Making Scenes in a Memoir

Whenever I started to get fussy as a child, on the verge of a meltdown, or worse yet, a bona fide tantrum, my mother would say to me, “Don’t make a scene.” I knew, then, it was time to settle down, to rein myself in, for fear that I’d provoke my father. “Cool your coppers,” he always said.

So I, like countless other kids, went through childhood trying hard not to make a scene. Thankfully, we future writers never quite managed to stop ourselves.

I’m thinking about this because scene is the lifeblood of any narrative, whether we’re talking about fiction or nonfiction. Fiction writers tend to get this immediately. I’ve noticed, though, that some nonfiction writers, particularly memoirists, tend to skip the scenes in favor of a summary of events, as if it’s enough to tell us what happened. . .and sometimes it is. Not every moment deserves a scene, but if the moment is large enough to cause a shift in the characters’ relationships to one another, or to the world around them, or to their dramatic situations, then we need to be able to participate in that shift by feeling as if we’re living the moment as it occurs. For the memorist, this often means recreating the lived experience in a scene.

Here, then, are some tips for how to construct a scene:

  1. Have a central dramatic episode that requires a scene. This doesn’t have to be a large event or action, although it might be. Perhaps you want to write about the night your house caught on fire. A smaller action might also require dramatization. Maybe you want to write about the time your aunt said, in passing, “Oh, my dear, plain girls shouldn’t wear so much makeup,” and what that did to your sense of your identity. Either way, there has to be a high point for the scene to move toward.
  1. Make the scene palpable by relying on sensory details. Set the scene with visual details, as well as with details of smell, sound, taste, and touch. Such details convince readers that the experience being presented actually happened—is happening, in fact, as we read. Sensory details create a dream world and invite readers into it.
  1. Use dialogue that pushes the scene along while also revealing something about the people involved. There’s no time for filler—no, “Hello, how are you.” No, “I’m fine thank you.” Unless you’re wanting to emphasize the awkward conversation of a strained relationship, cut to the chase. Craft the dialogue so it sounds natural but also so it reveals. Pay attention to subtext—to the thing not said beneath the thing that is said.
  1. Pace the scene. Remember that any scene is comprised of self-contained units structured in the same way that the entire scene is. Each unit reaches some high point. After you’ve firmly hooked your reader, you can slow down. You can use description, stage business, setting, reflection, before turning to the next unit of the scene.

5  Build the tension until something has to explode. Someone says or does something that creates a change and that also makes possible the next scene in your narrative—storytelling is a process of cause and effect. Repeat as often as necessary to reach the highest point of the narrative—the one that changes everything forever, or perhaps presents the opportunity for that change, an opportunity that someone refuses to take, which is a change in its own right.

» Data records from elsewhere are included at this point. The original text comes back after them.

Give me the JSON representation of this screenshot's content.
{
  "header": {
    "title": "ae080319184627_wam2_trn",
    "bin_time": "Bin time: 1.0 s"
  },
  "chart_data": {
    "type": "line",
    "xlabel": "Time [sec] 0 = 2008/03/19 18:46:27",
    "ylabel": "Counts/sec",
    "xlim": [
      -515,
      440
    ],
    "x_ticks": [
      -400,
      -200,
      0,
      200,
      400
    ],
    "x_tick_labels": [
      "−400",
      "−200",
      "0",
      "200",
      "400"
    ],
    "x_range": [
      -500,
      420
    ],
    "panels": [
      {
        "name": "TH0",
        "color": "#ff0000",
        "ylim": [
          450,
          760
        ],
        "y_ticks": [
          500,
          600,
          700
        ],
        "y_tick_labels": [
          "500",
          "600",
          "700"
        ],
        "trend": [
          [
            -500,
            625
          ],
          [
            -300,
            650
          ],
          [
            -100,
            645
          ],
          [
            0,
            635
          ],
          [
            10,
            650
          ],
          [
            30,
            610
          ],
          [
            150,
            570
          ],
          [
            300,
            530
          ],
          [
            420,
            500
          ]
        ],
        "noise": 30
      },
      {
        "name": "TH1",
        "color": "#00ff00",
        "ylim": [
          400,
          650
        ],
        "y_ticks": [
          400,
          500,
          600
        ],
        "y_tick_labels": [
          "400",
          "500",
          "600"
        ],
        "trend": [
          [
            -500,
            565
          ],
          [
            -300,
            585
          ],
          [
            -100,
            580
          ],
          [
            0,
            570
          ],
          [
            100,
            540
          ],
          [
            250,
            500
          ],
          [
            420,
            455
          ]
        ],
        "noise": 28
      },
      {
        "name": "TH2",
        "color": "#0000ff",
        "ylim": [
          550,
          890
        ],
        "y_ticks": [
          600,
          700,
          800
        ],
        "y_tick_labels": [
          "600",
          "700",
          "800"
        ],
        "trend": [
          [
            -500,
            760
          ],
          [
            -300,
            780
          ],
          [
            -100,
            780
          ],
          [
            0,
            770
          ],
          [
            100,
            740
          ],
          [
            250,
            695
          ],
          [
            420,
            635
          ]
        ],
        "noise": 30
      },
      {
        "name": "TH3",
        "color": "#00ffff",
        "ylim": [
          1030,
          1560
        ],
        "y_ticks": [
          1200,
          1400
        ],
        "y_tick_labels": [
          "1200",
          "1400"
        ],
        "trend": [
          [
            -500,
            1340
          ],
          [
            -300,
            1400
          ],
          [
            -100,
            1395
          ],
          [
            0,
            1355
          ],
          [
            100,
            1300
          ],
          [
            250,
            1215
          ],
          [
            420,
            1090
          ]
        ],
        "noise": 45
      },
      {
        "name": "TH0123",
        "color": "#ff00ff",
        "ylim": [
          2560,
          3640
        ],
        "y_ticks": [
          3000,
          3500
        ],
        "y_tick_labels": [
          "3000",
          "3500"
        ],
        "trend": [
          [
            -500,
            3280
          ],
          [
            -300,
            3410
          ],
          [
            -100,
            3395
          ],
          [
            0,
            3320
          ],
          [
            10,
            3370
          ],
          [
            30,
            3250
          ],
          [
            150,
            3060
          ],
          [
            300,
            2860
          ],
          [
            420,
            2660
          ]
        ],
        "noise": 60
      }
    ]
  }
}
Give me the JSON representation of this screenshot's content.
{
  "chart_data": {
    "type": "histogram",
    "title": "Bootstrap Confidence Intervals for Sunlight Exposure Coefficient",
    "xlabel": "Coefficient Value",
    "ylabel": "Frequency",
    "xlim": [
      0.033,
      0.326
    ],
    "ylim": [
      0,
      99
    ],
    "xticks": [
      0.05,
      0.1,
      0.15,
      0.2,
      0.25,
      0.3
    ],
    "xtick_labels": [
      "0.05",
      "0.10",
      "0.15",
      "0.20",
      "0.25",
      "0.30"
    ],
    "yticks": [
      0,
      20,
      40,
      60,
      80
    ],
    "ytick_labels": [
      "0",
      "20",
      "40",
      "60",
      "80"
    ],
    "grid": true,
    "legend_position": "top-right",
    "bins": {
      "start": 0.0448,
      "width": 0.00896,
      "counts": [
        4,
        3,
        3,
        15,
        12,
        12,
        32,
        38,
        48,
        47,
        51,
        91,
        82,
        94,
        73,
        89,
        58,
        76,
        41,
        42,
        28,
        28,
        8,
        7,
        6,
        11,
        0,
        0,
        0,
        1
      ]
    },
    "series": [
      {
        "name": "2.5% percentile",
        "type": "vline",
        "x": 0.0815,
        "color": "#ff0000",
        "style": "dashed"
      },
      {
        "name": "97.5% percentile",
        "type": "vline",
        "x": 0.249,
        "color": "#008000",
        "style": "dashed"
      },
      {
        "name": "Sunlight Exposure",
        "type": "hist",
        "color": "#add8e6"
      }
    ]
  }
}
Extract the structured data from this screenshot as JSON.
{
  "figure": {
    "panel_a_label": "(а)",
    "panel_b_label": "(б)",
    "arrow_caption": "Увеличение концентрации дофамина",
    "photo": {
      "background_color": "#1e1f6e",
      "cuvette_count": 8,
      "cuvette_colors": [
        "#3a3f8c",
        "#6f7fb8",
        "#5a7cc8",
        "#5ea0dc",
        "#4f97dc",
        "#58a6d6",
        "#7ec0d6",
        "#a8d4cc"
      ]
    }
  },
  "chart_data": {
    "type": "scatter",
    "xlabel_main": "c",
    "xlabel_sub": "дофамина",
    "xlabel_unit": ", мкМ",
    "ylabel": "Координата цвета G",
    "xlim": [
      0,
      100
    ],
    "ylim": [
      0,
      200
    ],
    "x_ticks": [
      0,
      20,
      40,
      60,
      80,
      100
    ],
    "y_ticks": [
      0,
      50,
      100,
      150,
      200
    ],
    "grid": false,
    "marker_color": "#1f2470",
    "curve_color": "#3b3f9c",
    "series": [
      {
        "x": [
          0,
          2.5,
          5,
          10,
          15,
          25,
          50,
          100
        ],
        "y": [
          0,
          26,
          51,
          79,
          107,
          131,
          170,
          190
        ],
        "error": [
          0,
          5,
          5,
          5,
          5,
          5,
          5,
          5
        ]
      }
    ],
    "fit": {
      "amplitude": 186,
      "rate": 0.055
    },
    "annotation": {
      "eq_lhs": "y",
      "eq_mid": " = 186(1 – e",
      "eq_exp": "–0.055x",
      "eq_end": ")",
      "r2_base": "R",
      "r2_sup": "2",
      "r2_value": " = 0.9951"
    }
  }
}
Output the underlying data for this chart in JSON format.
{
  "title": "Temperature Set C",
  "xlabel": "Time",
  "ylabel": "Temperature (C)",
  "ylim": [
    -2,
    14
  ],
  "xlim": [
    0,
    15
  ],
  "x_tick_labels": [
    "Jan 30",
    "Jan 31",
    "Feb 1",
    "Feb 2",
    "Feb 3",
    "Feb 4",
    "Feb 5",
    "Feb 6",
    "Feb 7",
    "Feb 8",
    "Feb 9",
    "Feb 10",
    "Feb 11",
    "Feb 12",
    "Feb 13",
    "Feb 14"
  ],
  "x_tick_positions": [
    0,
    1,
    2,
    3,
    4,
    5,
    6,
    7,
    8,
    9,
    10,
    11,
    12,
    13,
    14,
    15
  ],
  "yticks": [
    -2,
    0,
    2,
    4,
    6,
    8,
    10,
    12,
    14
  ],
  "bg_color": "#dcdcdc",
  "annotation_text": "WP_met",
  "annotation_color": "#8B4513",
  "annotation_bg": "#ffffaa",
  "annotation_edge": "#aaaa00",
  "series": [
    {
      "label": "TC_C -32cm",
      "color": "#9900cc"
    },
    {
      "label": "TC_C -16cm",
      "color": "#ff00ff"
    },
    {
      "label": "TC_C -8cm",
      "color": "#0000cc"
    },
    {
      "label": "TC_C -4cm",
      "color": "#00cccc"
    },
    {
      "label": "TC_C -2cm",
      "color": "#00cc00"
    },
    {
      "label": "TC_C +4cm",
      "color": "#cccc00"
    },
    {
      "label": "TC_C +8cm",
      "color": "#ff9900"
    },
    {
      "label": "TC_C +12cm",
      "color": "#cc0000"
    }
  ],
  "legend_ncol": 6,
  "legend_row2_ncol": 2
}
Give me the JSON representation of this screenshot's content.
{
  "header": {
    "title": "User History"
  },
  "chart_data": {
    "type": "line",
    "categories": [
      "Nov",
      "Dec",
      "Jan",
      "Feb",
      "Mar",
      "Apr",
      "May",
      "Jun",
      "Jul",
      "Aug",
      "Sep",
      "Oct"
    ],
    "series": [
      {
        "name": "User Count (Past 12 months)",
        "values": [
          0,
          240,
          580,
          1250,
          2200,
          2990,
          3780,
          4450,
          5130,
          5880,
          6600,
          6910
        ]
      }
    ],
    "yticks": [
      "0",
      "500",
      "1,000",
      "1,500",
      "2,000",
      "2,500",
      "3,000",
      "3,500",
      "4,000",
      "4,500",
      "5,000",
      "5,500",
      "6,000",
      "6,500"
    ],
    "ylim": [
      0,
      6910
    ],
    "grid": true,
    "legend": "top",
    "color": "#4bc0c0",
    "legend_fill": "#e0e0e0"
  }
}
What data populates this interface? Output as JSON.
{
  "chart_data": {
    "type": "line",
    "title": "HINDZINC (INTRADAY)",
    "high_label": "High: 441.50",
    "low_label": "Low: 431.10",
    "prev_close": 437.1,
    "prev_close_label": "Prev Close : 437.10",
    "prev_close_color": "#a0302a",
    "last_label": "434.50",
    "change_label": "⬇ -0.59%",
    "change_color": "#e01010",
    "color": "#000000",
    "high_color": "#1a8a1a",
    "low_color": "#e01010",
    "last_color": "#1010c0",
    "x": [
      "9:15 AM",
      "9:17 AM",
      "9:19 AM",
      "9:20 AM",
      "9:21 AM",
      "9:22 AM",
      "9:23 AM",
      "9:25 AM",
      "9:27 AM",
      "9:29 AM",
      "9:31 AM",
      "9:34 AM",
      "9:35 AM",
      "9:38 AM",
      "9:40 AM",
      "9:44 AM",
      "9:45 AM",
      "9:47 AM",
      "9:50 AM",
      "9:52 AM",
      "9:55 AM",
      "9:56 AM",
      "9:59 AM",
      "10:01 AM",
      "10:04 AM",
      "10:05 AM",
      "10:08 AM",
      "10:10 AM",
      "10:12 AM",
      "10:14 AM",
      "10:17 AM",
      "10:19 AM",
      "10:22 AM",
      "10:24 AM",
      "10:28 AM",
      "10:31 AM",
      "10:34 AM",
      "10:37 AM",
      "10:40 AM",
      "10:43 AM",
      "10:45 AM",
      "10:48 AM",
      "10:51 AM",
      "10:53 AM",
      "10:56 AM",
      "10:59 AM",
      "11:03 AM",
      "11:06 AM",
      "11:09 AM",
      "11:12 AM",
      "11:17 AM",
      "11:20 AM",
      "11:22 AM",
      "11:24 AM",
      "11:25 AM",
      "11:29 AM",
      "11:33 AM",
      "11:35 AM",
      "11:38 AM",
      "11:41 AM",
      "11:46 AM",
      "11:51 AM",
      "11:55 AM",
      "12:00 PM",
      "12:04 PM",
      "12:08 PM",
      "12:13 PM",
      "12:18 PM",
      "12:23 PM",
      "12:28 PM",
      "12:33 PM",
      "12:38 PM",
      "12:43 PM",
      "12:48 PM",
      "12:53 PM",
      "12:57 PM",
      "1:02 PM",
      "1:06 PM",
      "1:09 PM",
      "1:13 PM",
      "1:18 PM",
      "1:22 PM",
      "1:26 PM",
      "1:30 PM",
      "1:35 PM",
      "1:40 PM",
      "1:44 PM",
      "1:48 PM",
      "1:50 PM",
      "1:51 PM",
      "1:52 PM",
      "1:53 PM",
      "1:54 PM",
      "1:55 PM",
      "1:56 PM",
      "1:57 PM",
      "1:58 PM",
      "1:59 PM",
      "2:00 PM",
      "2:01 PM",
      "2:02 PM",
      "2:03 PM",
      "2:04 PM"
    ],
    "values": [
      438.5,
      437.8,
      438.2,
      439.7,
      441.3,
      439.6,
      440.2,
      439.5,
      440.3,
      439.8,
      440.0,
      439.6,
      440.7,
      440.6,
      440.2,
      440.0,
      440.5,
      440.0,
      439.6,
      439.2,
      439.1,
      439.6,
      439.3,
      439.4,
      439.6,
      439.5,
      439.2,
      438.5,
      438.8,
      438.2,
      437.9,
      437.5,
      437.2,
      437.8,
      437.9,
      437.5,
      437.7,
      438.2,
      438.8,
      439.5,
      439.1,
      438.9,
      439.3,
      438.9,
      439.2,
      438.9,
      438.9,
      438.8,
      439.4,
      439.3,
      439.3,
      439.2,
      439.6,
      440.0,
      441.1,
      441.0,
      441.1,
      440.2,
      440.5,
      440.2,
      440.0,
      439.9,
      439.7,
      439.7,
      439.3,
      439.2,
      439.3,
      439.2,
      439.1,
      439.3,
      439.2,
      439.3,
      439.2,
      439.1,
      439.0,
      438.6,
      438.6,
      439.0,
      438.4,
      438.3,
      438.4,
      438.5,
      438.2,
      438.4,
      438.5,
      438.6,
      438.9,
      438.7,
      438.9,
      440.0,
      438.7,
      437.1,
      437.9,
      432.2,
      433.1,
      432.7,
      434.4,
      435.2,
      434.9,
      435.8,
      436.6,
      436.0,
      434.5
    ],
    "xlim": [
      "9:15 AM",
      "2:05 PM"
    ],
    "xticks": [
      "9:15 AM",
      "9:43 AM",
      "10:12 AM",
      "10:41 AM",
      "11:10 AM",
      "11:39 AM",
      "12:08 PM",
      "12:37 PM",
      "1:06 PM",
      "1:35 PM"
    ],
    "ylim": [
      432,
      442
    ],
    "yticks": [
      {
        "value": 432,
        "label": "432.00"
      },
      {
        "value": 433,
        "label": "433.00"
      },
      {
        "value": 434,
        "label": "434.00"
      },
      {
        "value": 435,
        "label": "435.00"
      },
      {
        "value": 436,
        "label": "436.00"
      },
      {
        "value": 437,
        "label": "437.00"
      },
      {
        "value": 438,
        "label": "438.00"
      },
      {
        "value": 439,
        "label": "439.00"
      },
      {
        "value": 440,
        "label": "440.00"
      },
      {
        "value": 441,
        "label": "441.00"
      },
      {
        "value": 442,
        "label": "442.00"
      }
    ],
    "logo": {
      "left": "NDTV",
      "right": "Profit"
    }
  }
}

Memoirists have to relive experiences on the page in order for readers to live them for the first time. Don’t hold back. Remember the quality of light on a certain day, the way the air smelled, the music playing on a radio, the taste of an apple, the way the quilt on your bed felt when you ran your hand over it—whatever it takes to make the scene come to life. Follow it to a pivotal moment—that action, that line of dialogue, that thing you’ve never been able to forget.

 

 

2 Comments

  1. Richard Gilbert on July 6, 2016 at 10:28 am

    Great principles here, Lee. I especially like the guideline that scene may be called for when the event changes someone’s outlook. There’s no more effective way to convey experience or move readers emotionally than through scene.

    • Lee Martin on July 6, 2016 at 2:20 pm

      You’re right about the effectiveness of the well-rendered scene, Richard. We have to ask ourselves why we’re called our readers to attend to a scene, and usually it’s because it’s a pivotal moment in some way.